Oil prices jumped nearly $6 to above $141 a barrel Thursday amid threats to production in Nigeria and Brazil and as additional missile tests by Iran escalated tensions with the West.
Further support came from the weak dollar, which fell on renewed credit worries after capital concerns dragged down shares in major mortgage finance sources Fannie Mae and Freddie Mac.
U.S. crude settled up $5.60 at $141.65 a barrel, off a session high of $142.10 a barrel. London Brent crudesettled $5.45 higher at $142.03 a barrel.
The Movement for the Emancipation of the Niger Delta, the main militant group in Nigeria's oil-producing Niger Delta, said it was abandoning a cease-fire to protest a British offer to help tackle lawlessness in the region, raising concern of further disruptions to the OPEC nation's exporters.
"The cease-fire in Nigeria is ending on the 12th, and that's creating some jitters as far as supply is concerned,'' said Rob Kurzatkowski, futures analyst with optionsXpress.
Rebel attacks on oil infrastructure in Nigeria, the world's No. 8 exporter, have helped push crude prices to record highs over $145 this month, adding to a 40 percent rise in prices this year.
Concerns that tensions between Iran, another OPEC member, and the West over Tehran's nuclear program could lead to an oil supply disruption have added to bullish sentiment.
Iran tested more missiles in the Gulf on Thursday, state media said, and the United States reminded Tehran that it was ready to defend its allies.
But a U.S. official said there was no information of a rumored third Iran missile test late Thursday.

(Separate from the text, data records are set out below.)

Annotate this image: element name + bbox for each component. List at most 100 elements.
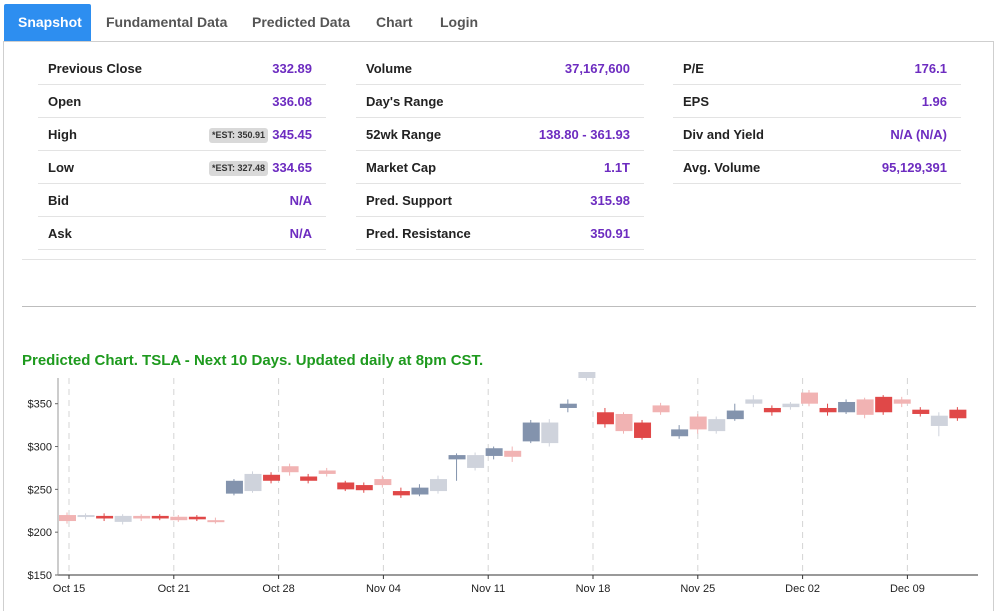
candle <box>263 472 281 484</box>
stat-value: 345.45 <box>272 127 312 142</box>
candle-body <box>875 396 893 413</box>
candle-body <box>689 416 707 430</box>
stat-value: N/A <box>289 226 312 241</box>
stat-row-bid: Bid N/A <box>38 184 326 217</box>
estimate-badge: *EST: 327.48 <box>208 161 268 176</box>
candle <box>207 517 225 524</box>
stat-label: P/E <box>683 61 704 76</box>
candle <box>244 471 262 493</box>
candle-body <box>596 412 614 425</box>
candle-body <box>671 429 689 437</box>
stat-value: 138.80 - 361.93 <box>538 127 630 142</box>
stat-row-previous-close: Previous Close 332.89 <box>38 52 326 85</box>
tab-chart[interactable]: Chart <box>376 14 413 30</box>
stat-label: Pred. Resistance <box>366 226 471 241</box>
candle <box>59 512 76 524</box>
candle <box>745 395 763 408</box>
stat-value: 332.89 <box>272 61 312 76</box>
candle-body <box>763 407 781 413</box>
candle-body <box>856 399 874 415</box>
candle <box>337 480 355 492</box>
candle-body <box>930 415 948 426</box>
candle <box>541 419 559 447</box>
candle <box>763 405 781 416</box>
stat-row-pred-support: Pred. Support 315.98 <box>356 184 644 217</box>
candle-body <box>281 466 299 473</box>
stat-label: Div and Yield <box>683 127 764 142</box>
tab-predicted-data[interactable]: Predicted Data <box>252 14 351 30</box>
candle-body <box>708 419 726 432</box>
candle <box>355 482 373 493</box>
candle <box>374 475 392 488</box>
stat-row-pred-resistance: Pred. Resistance 350.91 <box>356 217 644 250</box>
candle-body <box>337 482 355 490</box>
stat-label: High <box>48 127 77 142</box>
candle-body <box>114 515 132 522</box>
candle <box>800 389 818 407</box>
stat-label: Previous Close <box>48 61 142 76</box>
candle-body <box>485 448 503 456</box>
stat-label: Ask <box>48 226 72 241</box>
candle <box>726 403 744 421</box>
stat-value: 1.96 <box>921 94 947 109</box>
candle-body <box>634 422 652 438</box>
x-tick-label: Oct 28 <box>262 583 294 595</box>
candle <box>596 407 614 428</box>
chart-title: Predicted Chart. TSLA - Next 10 Days. Up… <box>22 352 484 369</box>
candle <box>467 452 485 471</box>
candle <box>782 401 800 410</box>
section-divider <box>22 259 976 260</box>
candle-body <box>522 422 540 442</box>
candle <box>133 514 151 522</box>
tab-snapshot[interactable]: Snapshot <box>4 4 91 41</box>
candle <box>170 515 188 522</box>
candle <box>77 513 95 520</box>
stat-value: 336.08 <box>272 94 312 109</box>
candle-body <box>244 473 262 492</box>
candle <box>281 463 299 476</box>
stat-label: Low <box>48 160 74 175</box>
stat-value: 1.1T <box>603 160 630 175</box>
candle <box>875 395 893 415</box>
candle <box>949 407 967 421</box>
candle <box>300 473 318 484</box>
candle-body <box>745 399 763 404</box>
candle <box>689 413 707 434</box>
candle <box>912 407 930 417</box>
tab-fundamental-data[interactable]: Fundamental Data <box>106 14 228 30</box>
stat-row-market-cap: Market Cap 1.1T <box>356 151 644 184</box>
stat-value: N/A (N/A) <box>890 127 947 142</box>
candle <box>225 479 243 496</box>
candle <box>504 446 522 462</box>
candle-body <box>615 413 633 432</box>
stat-label: EPS <box>683 94 710 109</box>
tab-bar: Snapshot Fundamental Data Predicted Data… <box>0 0 999 41</box>
stat-row-high: High *EST: 350.91 345.45 <box>38 118 326 151</box>
candle <box>522 419 540 444</box>
stat-row-days-range: Day's Range <box>356 85 644 118</box>
tab-login[interactable]: Login <box>440 14 479 30</box>
stat-row-ask: Ask N/A <box>38 217 326 250</box>
x-tick-label: Nov 04 <box>366 583 401 595</box>
stat-row-volume: Volume 37,167,600 <box>356 52 644 85</box>
candle-body <box>151 515 169 519</box>
stat-value: 334.65 <box>272 160 312 175</box>
candle <box>448 453 466 481</box>
candle <box>559 399 577 413</box>
candle-body <box>467 455 485 468</box>
stat-label: Day's Range <box>366 94 444 109</box>
x-tick-label: Nov 25 <box>680 583 715 595</box>
stat-row-avg-volume: Avg. Volume 95,129,391 <box>673 151 961 184</box>
candle-body <box>819 407 837 413</box>
candle <box>485 446 503 460</box>
candle <box>615 412 633 434</box>
x-tick-label: Dec 09 <box>890 583 925 595</box>
stat-value: 315.98 <box>590 193 630 208</box>
candle-body <box>263 474 281 481</box>
candle-body <box>652 405 670 413</box>
candle-body <box>411 487 429 495</box>
candle-body <box>912 409 930 414</box>
candle <box>893 396 911 408</box>
x-tick-label: Nov 18 <box>576 583 611 595</box>
candle-body <box>800 392 818 404</box>
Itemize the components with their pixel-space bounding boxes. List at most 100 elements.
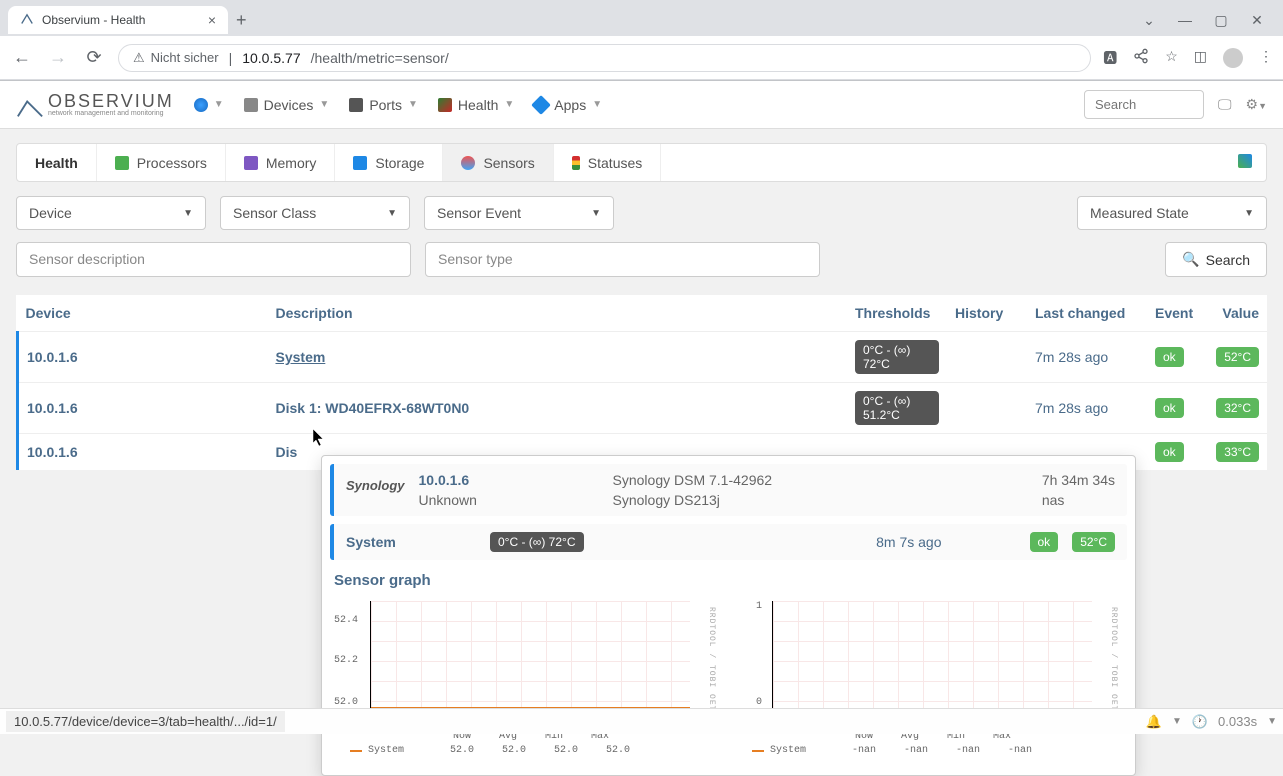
notification-bell-icon[interactable]: 🔔 [1146, 714, 1162, 730]
caret-icon[interactable]: ▼ [1172, 716, 1182, 727]
caret-icon: ▼ [183, 208, 193, 219]
reload-button[interactable]: ⟳ [82, 47, 106, 68]
popover-last-changed: 8m 7s ago [876, 534, 941, 550]
maximize-button[interactable]: ▢ [1211, 12, 1231, 29]
tab-storage[interactable]: Storage [335, 144, 443, 181]
back-button[interactable]: ← [10, 47, 34, 68]
filter-sensor-event[interactable]: Sensor Event ▼ [424, 196, 614, 230]
nav-health-label: Health [458, 97, 498, 113]
nav-apps[interactable]: Apps ▼ [534, 97, 602, 113]
popover-vendor-logo: Synology [346, 472, 405, 508]
content: Health Processors Memory Storage Sensors… [0, 129, 1283, 484]
th-event[interactable]: Event [1147, 295, 1207, 332]
nav-globe[interactable]: ▼ [194, 98, 224, 112]
event-badge: ok [1155, 398, 1184, 418]
sensor-icon [461, 156, 475, 170]
share-icon[interactable] [1133, 48, 1149, 68]
th-thresholds[interactable]: Thresholds [847, 295, 947, 332]
nav-devices-label: Devices [264, 97, 314, 113]
filter-measured-state[interactable]: Measured State ▼ [1077, 196, 1267, 230]
url-field[interactable]: ⚠ Nicht sicher | 10.0.5.77/health/metric… [118, 44, 1091, 72]
url-path: /health/metric=sensor/ [311, 50, 449, 66]
tab-statuses-label: Statuses [588, 155, 642, 171]
caret-icon[interactable]: ▼ [1267, 716, 1277, 727]
th-description[interactable]: Description [268, 295, 848, 332]
status-url: 10.0.5.77/device/device=3/tab=health/...… [6, 711, 285, 732]
bookmark-icon[interactable]: ☆ [1165, 48, 1178, 68]
tab-title: Observium - Health [42, 13, 200, 27]
tab-memory[interactable]: Memory [226, 144, 336, 181]
tab-statuses[interactable]: Statuses [554, 144, 661, 181]
tab-chart-toggle[interactable] [1224, 144, 1266, 181]
display-icon[interactable]: 🖵 [1218, 96, 1232, 113]
description-link[interactable]: System [276, 349, 326, 365]
popover-type: nas [1042, 492, 1115, 508]
popover-graphs: RRDTOOL / TOBI OETIKER 52.4 52.2 52.0 Tu… [330, 597, 1127, 767]
filter-sensor-class[interactable]: Sensor Class ▼ [220, 196, 410, 230]
popover-model: Synology DS213j [613, 492, 1028, 508]
logo-text: OBSERVIUM [48, 91, 174, 112]
menu-icon[interactable]: ⋮ [1259, 48, 1273, 68]
filter-desc-placeholder: Sensor description [29, 251, 145, 267]
search-button[interactable]: 🔍 Search [1165, 242, 1267, 277]
browser-tab[interactable]: Observium - Health × [8, 6, 228, 34]
side-panel-icon[interactable]: ◫ [1194, 48, 1207, 68]
value-badge: 32°C [1216, 398, 1259, 418]
warning-icon: ⚠ [133, 50, 145, 66]
tab-sensors[interactable]: Sensors [443, 144, 553, 181]
graph-legend-line-icon [350, 750, 362, 752]
description-link[interactable]: Disk 1: WD40EFRX-68WT0N0 [276, 400, 470, 416]
devices-icon [244, 98, 258, 112]
description-link[interactable]: Dis [276, 444, 298, 460]
tab-processors-label: Processors [137, 155, 207, 171]
tab-title-label: Health [35, 155, 78, 171]
clock-icon: 🕐 [1192, 714, 1208, 730]
value-badge: 33°C [1216, 442, 1259, 462]
caret-icon: ▼ [387, 208, 397, 219]
nav-devices[interactable]: Devices ▼ [244, 97, 330, 113]
filter-row-1: Device ▼ Sensor Class ▼ Sensor Event ▼ M… [16, 196, 1267, 230]
search-button-label: Search [1206, 252, 1250, 268]
tab-memory-label: Memory [266, 155, 317, 171]
threshold-badge: 0°C - (∞) 51.2°C [855, 391, 939, 425]
health-icon [438, 98, 452, 112]
forward-button[interactable]: → [46, 47, 70, 68]
th-device[interactable]: Device [18, 295, 268, 332]
tab-close-icon[interactable]: × [208, 12, 216, 28]
device-link[interactable]: 10.0.1.6 [27, 444, 78, 460]
chrome-toolbar-icons: 🅰 ☆ ◫ ⋮ [1103, 48, 1273, 68]
filter-sensor-type[interactable]: Sensor type [425, 242, 820, 277]
nav-search-input[interactable] [1084, 90, 1204, 119]
th-value[interactable]: Value [1207, 295, 1267, 332]
security-warning: ⚠ Nicht sicher [133, 50, 219, 66]
th-history[interactable]: History [947, 295, 1027, 332]
new-tab-button[interactable]: + [236, 10, 247, 31]
graph-legend-label: System [770, 745, 806, 756]
filter-device[interactable]: Device ▼ [16, 196, 206, 230]
app-logo[interactable]: OBSERVIUM network management and monitor… [16, 91, 174, 119]
nav-ports[interactable]: Ports ▼ [349, 97, 418, 113]
device-link[interactable]: 10.0.1.6 [27, 349, 78, 365]
th-last-changed[interactable]: Last changed [1027, 295, 1147, 332]
processor-icon [115, 156, 129, 170]
profile-icon[interactable] [1223, 48, 1243, 68]
tab-processors[interactable]: Processors [97, 144, 226, 181]
translate-icon[interactable]: 🅰 [1103, 48, 1117, 68]
gear-icon[interactable]: ⚙▼ [1246, 96, 1267, 113]
popover-sensor-row: System 0°C - (∞) 72°C 8m 7s ago ok 52°C [330, 524, 1127, 560]
close-window-button[interactable]: ✕ [1247, 12, 1267, 29]
graph-legend: System [350, 745, 404, 756]
filter-sensor-description[interactable]: Sensor description [16, 242, 411, 277]
minimize-button[interactable]: — [1175, 12, 1195, 29]
popover-sensor-name[interactable]: System [346, 534, 476, 550]
nav-apps-label: Apps [554, 97, 586, 113]
nav-health[interactable]: Health ▼ [438, 97, 514, 113]
popover-ip[interactable]: 10.0.1.6 [419, 472, 599, 488]
popover-status: Unknown [419, 492, 599, 508]
tab-storage-label: Storage [375, 155, 424, 171]
chevron-down-icon[interactable]: ⌄ [1139, 12, 1159, 29]
last-changed: 7m 28s ago [1035, 349, 1108, 365]
event-badge: ok [1155, 347, 1184, 367]
popover-uptime: 7h 34m 34s [1042, 472, 1115, 488]
device-link[interactable]: 10.0.1.6 [27, 400, 78, 416]
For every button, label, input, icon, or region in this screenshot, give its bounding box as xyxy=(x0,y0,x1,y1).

There was no mention of a third test on Iranian satellite channels Press TV or Al Alam on their broadcast Thursday evening.
Workers at Brazil's Petrobras threatened to launch a five-day strike for next week that would affect all 42 Campos basin offshore platforms, which account for more than 80 percent of Brazil's oil output of around 1.8 million barrels per day.
Further support came as the dollar slipped against other currencies. Investors have flocked to oil and other commodities this year as a hedge against rising inflation and the weak greenback.
High fuel costs have battered consumer economies this year, driving down demand and causing global fuel protests, after surging growth in demand from emerging economies like China sparked a 6-year rally in oil prices.
The International Energy Agency on Thursday forecast pressure on oil markets could ease next year as demand growth slows, cutting the need for crude from the Organization of Petroleum Exporting Countries.
"We do see the potential for a build in spare capacity in 2009. That should help to improve the situation," Lawrence Eagles of the IEA said, adding a pledge from OPEC kingpin Saudi Arabia to increase output this year could help provide more of a cushion for the market.